News header Mobile news header
Publication date
07 March 2026

Financial design determines the modernisation of thermal installations

Reading time
3 min.
News sections

The thermal transition depends on technology and regulation, but also on how economic and financial incentives are structured.

Three determining instruments were confirmed in 2025: the progressive deployment of the Energy Saving Certificate (CAE) system; the selective consolidation of ESCO models based on measured performance; and the structural influence of OPEX signals (the electricity/gas ratio and taxation) rather than one-off CAPEX subsidies.

The 2025 Sectoral Observatory for the Spanish thermal and climate control installation market, prepared by AFEC (the Spanish Association of HVAC Equipment Manufacturers), states that financial structures dictate the actual pace at which the national thermal and climate control stock is modernised. The report analyses three determining instruments: the progressive deployment of the CAE system, the selective consolidation of ESCO models based on measured performance, and the structural influence of OPEX signals compared to one-off CAPEX grants. 

CAEs and Energy Efficiency

Energy Saving Certificates (CAEs) are a key tool for promoting energy efficiency, as they allow for the quantification, certification and monetisation of the savings obtained through actions in the HVAC sector. This type of financial incentive is more agile than traditional subsidy programs and facilitates a faster rollout of a more sustainable and efficient energy model.

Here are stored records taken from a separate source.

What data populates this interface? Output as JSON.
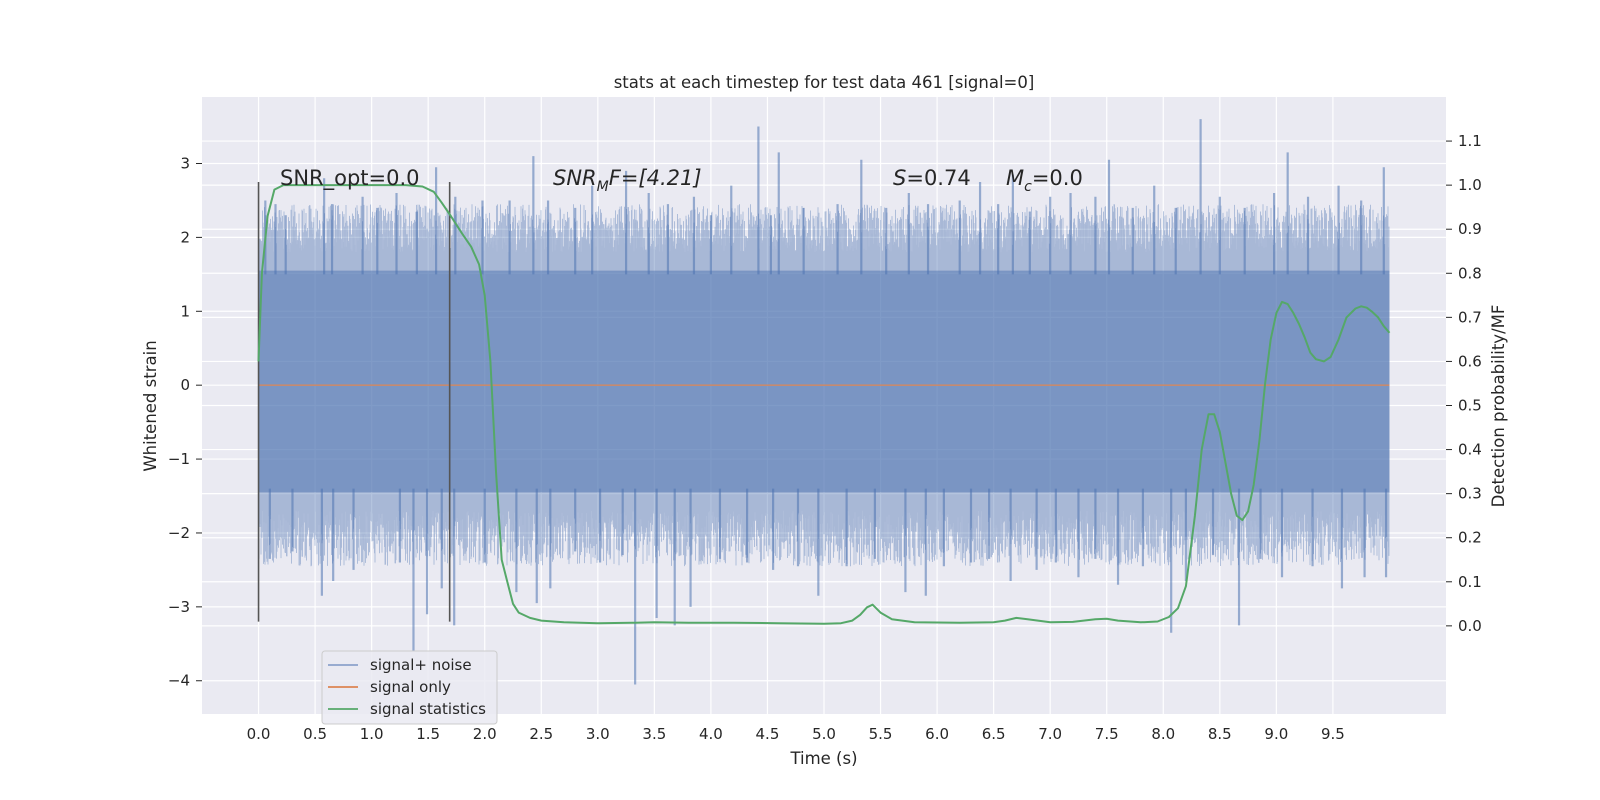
{
  "chart_data": {
    "type": "line",
    "title": "stats at each timestep for test data 461 [signal=0]",
    "xlabel": "Time (s)",
    "ylabel": "Whitened strain",
    "y2label": "Detection probability/MF",
    "xlim": [
      -0.5,
      10.5
    ],
    "ylim": [
      -4.45,
      3.9
    ],
    "y2lim": [
      -0.2,
      1.2
    ],
    "x_ticks": [
      "0.0",
      "0.5",
      "1.0",
      "1.5",
      "2.0",
      "2.5",
      "3.0",
      "3.5",
      "4.0",
      "4.5",
      "5.0",
      "5.5",
      "6.0",
      "6.5",
      "7.0",
      "7.5",
      "8.0",
      "8.5",
      "9.0",
      "9.5"
    ],
    "y_ticks": [
      "3",
      "2",
      "1",
      "0",
      "−1",
      "−2",
      "−3",
      "−4"
    ],
    "y2_ticks": [
      "1.1",
      "1.0",
      "0.9",
      "0.8",
      "0.7",
      "0.6",
      "0.5",
      "0.4",
      "0.3",
      "0.2",
      "0.1",
      "0.0"
    ],
    "grid": true,
    "legend_position": "lower-left",
    "annotations": {
      "snr_opt": "SNR_opt=0.0",
      "snr_mf_base": "SNR",
      "snr_mf_sub": "M",
      "snr_mf_rest": "F=[4.21]",
      "s_var": "S",
      "s_val": "=0.74",
      "mc_var": "M",
      "mc_sub": "c",
      "mc_val": "=0.0"
    },
    "vlines": [
      0.0,
      1.69
    ],
    "series": [
      {
        "name": "signal+ noise",
        "color": "#4c72b0",
        "kind": "noise",
        "x_range": [
          0.0,
          10.0
        ],
        "band_upper": 1.55,
        "band_lower": -1.45,
        "peaks_high": [
          [
            0.06,
            2.5
          ],
          [
            0.15,
            2.45
          ],
          [
            0.24,
            2.3
          ],
          [
            0.58,
            2.8
          ],
          [
            0.65,
            2.45
          ],
          [
            0.92,
            2.55
          ],
          [
            1.05,
            2.4
          ],
          [
            1.22,
            2.6
          ],
          [
            1.4,
            2.35
          ],
          [
            1.57,
            2.95
          ],
          [
            1.74,
            2.55
          ],
          [
            1.98,
            2.5
          ],
          [
            2.22,
            2.5
          ],
          [
            2.43,
            3.1
          ],
          [
            2.56,
            2.5
          ],
          [
            2.8,
            2.4
          ],
          [
            2.95,
            2.7
          ],
          [
            3.25,
            2.9
          ],
          [
            3.45,
            2.6
          ],
          [
            3.62,
            2.45
          ],
          [
            3.85,
            2.55
          ],
          [
            4.0,
            2.3
          ],
          [
            4.18,
            2.7
          ],
          [
            4.42,
            3.5
          ],
          [
            4.53,
            2.3
          ],
          [
            4.6,
            3.15
          ],
          [
            4.82,
            2.4
          ],
          [
            5.12,
            2.45
          ],
          [
            5.33,
            3.05
          ],
          [
            5.55,
            2.4
          ],
          [
            5.75,
            2.6
          ],
          [
            5.92,
            2.45
          ],
          [
            6.2,
            2.5
          ],
          [
            6.38,
            2.75
          ],
          [
            6.54,
            2.45
          ],
          [
            6.67,
            2.85
          ],
          [
            6.82,
            2.35
          ],
          [
            7.0,
            2.55
          ],
          [
            7.18,
            2.6
          ],
          [
            7.4,
            2.55
          ],
          [
            7.52,
            3.05
          ],
          [
            7.73,
            2.4
          ],
          [
            7.92,
            2.7
          ],
          [
            8.11,
            2.4
          ],
          [
            8.33,
            3.6
          ],
          [
            8.5,
            2.55
          ],
          [
            8.72,
            2.4
          ],
          [
            8.98,
            2.6
          ],
          [
            9.1,
            3.15
          ],
          [
            9.28,
            2.55
          ],
          [
            9.55,
            2.7
          ],
          [
            9.75,
            2.5
          ],
          [
            9.95,
            2.95
          ]
        ],
        "peaks_low": [
          [
            0.1,
            -2.35
          ],
          [
            0.3,
            -2.25
          ],
          [
            0.56,
            -2.85
          ],
          [
            0.66,
            -2.65
          ],
          [
            0.84,
            -2.5
          ],
          [
            1.25,
            -2.4
          ],
          [
            1.37,
            -3.6
          ],
          [
            1.49,
            -3.1
          ],
          [
            1.62,
            -2.75
          ],
          [
            1.73,
            -3.25
          ],
          [
            2.0,
            -2.4
          ],
          [
            2.28,
            -2.8
          ],
          [
            2.46,
            -2.95
          ],
          [
            2.58,
            -2.75
          ],
          [
            2.8,
            -2.25
          ],
          [
            3.02,
            -2.4
          ],
          [
            3.22,
            -2.3
          ],
          [
            3.33,
            -4.05
          ],
          [
            3.52,
            -3.15
          ],
          [
            3.68,
            -3.25
          ],
          [
            3.82,
            -3.0
          ],
          [
            4.08,
            -2.35
          ],
          [
            4.32,
            -2.4
          ],
          [
            4.55,
            -2.5
          ],
          [
            4.77,
            -2.45
          ],
          [
            4.95,
            -2.85
          ],
          [
            5.2,
            -2.45
          ],
          [
            5.45,
            -2.35
          ],
          [
            5.72,
            -2.8
          ],
          [
            5.9,
            -2.85
          ],
          [
            6.06,
            -2.45
          ],
          [
            6.3,
            -2.4
          ],
          [
            6.46,
            -2.35
          ],
          [
            6.65,
            -2.65
          ],
          [
            6.88,
            -2.5
          ],
          [
            7.05,
            -2.4
          ],
          [
            7.25,
            -2.6
          ],
          [
            7.4,
            -2.35
          ],
          [
            7.6,
            -2.7
          ],
          [
            7.82,
            -2.45
          ],
          [
            8.07,
            -3.35
          ],
          [
            8.2,
            -2.65
          ],
          [
            8.44,
            -2.3
          ],
          [
            8.67,
            -3.25
          ],
          [
            8.86,
            -2.35
          ],
          [
            9.05,
            -2.6
          ],
          [
            9.32,
            -2.45
          ],
          [
            9.58,
            -2.75
          ],
          [
            9.78,
            -2.6
          ],
          [
            9.97,
            -2.6
          ]
        ]
      },
      {
        "name": "signal only",
        "color": "#dd8452",
        "kind": "line",
        "x": [
          0.0,
          10.0
        ],
        "y": [
          0.0,
          0.0
        ]
      },
      {
        "name": "signal statistics",
        "color": "#55a868",
        "kind": "line",
        "axis": "right",
        "x": [
          0.0,
          0.03,
          0.08,
          0.14,
          0.22,
          0.35,
          0.6,
          1.0,
          1.3,
          1.45,
          1.55,
          1.62,
          1.7,
          1.8,
          1.88,
          1.95,
          2.0,
          2.05,
          2.1,
          2.15,
          2.2,
          2.25,
          2.3,
          2.4,
          2.5,
          2.7,
          3.0,
          3.3,
          3.5,
          3.8,
          4.2,
          4.6,
          5.0,
          5.15,
          5.25,
          5.32,
          5.38,
          5.43,
          5.5,
          5.6,
          5.8,
          6.2,
          6.5,
          6.6,
          6.7,
          6.8,
          7.0,
          7.2,
          7.4,
          7.5,
          7.6,
          7.8,
          7.95,
          8.05,
          8.13,
          8.2,
          8.28,
          8.34,
          8.4,
          8.45,
          8.5,
          8.55,
          8.6,
          8.65,
          8.7,
          8.75,
          8.8,
          8.85,
          8.9,
          8.95,
          9.0,
          9.05,
          9.1,
          9.15,
          9.2,
          9.25,
          9.3,
          9.35,
          9.42,
          9.48,
          9.55,
          9.62,
          9.7,
          9.75,
          9.8,
          9.85,
          9.9,
          9.95,
          10.0
        ],
        "y": [
          0.6,
          0.8,
          0.93,
          0.99,
          1.0,
          1.0,
          1.0,
          1.0,
          1.0,
          0.997,
          0.985,
          0.96,
          0.93,
          0.89,
          0.86,
          0.82,
          0.75,
          0.6,
          0.35,
          0.15,
          0.1,
          0.05,
          0.03,
          0.018,
          0.012,
          0.008,
          0.006,
          0.007,
          0.008,
          0.007,
          0.007,
          0.006,
          0.005,
          0.006,
          0.012,
          0.025,
          0.042,
          0.048,
          0.03,
          0.015,
          0.008,
          0.007,
          0.008,
          0.012,
          0.018,
          0.015,
          0.008,
          0.009,
          0.015,
          0.016,
          0.012,
          0.008,
          0.01,
          0.02,
          0.04,
          0.09,
          0.25,
          0.4,
          0.48,
          0.48,
          0.44,
          0.37,
          0.3,
          0.25,
          0.24,
          0.26,
          0.32,
          0.42,
          0.55,
          0.65,
          0.71,
          0.735,
          0.73,
          0.71,
          0.685,
          0.655,
          0.62,
          0.605,
          0.6,
          0.61,
          0.65,
          0.7,
          0.72,
          0.725,
          0.722,
          0.712,
          0.7,
          0.68,
          0.665
        ]
      }
    ]
  }
}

Working alongside MITECO (the Ministry for the Ecological Transition and the Demographic Challenge), "we actively contribute to the proposal, development and updating of CAE sheets and the calculation of standardised actions related to heat pumps, technology hybridisation, ventilation, heat recovery, regulation and control in the residential, tertiary and industrial sectors. Our participation ensures that these standardised measures accurately reflect the sector's savings potential and contribute to meeting decarbonisation targets, thanks to the collaborative work of the experts in the AFEC working groups".

The Energy Saving Certificate (CAE) system, regulated by Royal Decree 36/2023, allows for the monetisation of verified energy savings and their transfer to obligated parties (utilities), introducing a market logic based on certified savings. In this area, growth in 2025 was particularly concentrated in the industrial and tertiary sectors, where the savings intensity per project is highest. The CAE shifts the focus from subsidies to the verification of results, introducing technical discipline and the traceability of savings.

The most common actions within the CAE system linked to HVAC include: replacing fossil-fuel boilers with heat pumps; the modernisation of chillers with high-efficiency equipment; heat recovery in industrial processes; ventilation with thermal recovery and improved control; and the optimisation of control systems and variable frequency drives (VFDs).

In the industrial and tertiary sectors, heat pumps for thermal processes and energy recovery have a high savings intensity per project, which makes them particularly attractive for incentives under the CAE scheme. 

ESCOs and Performance Contracts

The ESCO (Energy Service Company) model allows for the financing of projects through guaranteed savings. "A positive trend emerged in 2025, partly driven by CAEs, although transactional barriers persist that hinder the management and profitability of small-scale projects. In these cases, the aggregation of savings and measures is essential for the residential sector to benefit more significantly from the use of CAEs. The model works for projects of a certain size; its widespread adoption requires standardisation and the reduction of contractual friction” 

Stability of OPEX Subsidies and Price Signals

According to the observatory, the 2025 market confirms that one-off CAPEX subsidies cause spikes in demand, whereas structural OPEX signals (the electricity/gas ratio and taxation) determine market sustainability. "The CAE introduces a more structural logic but continues to coexist with discontinuous funding rounds".

Among the recommendations for public policy design, the following are noted: "Prioritise stable instruments (the CAE system and coherent taxation); avoid retroactive changes or discontinuous calls for applications; align subsidies with efficient electrification and real emission reductions; and simplify access for SMEs and small-scale retrofitting".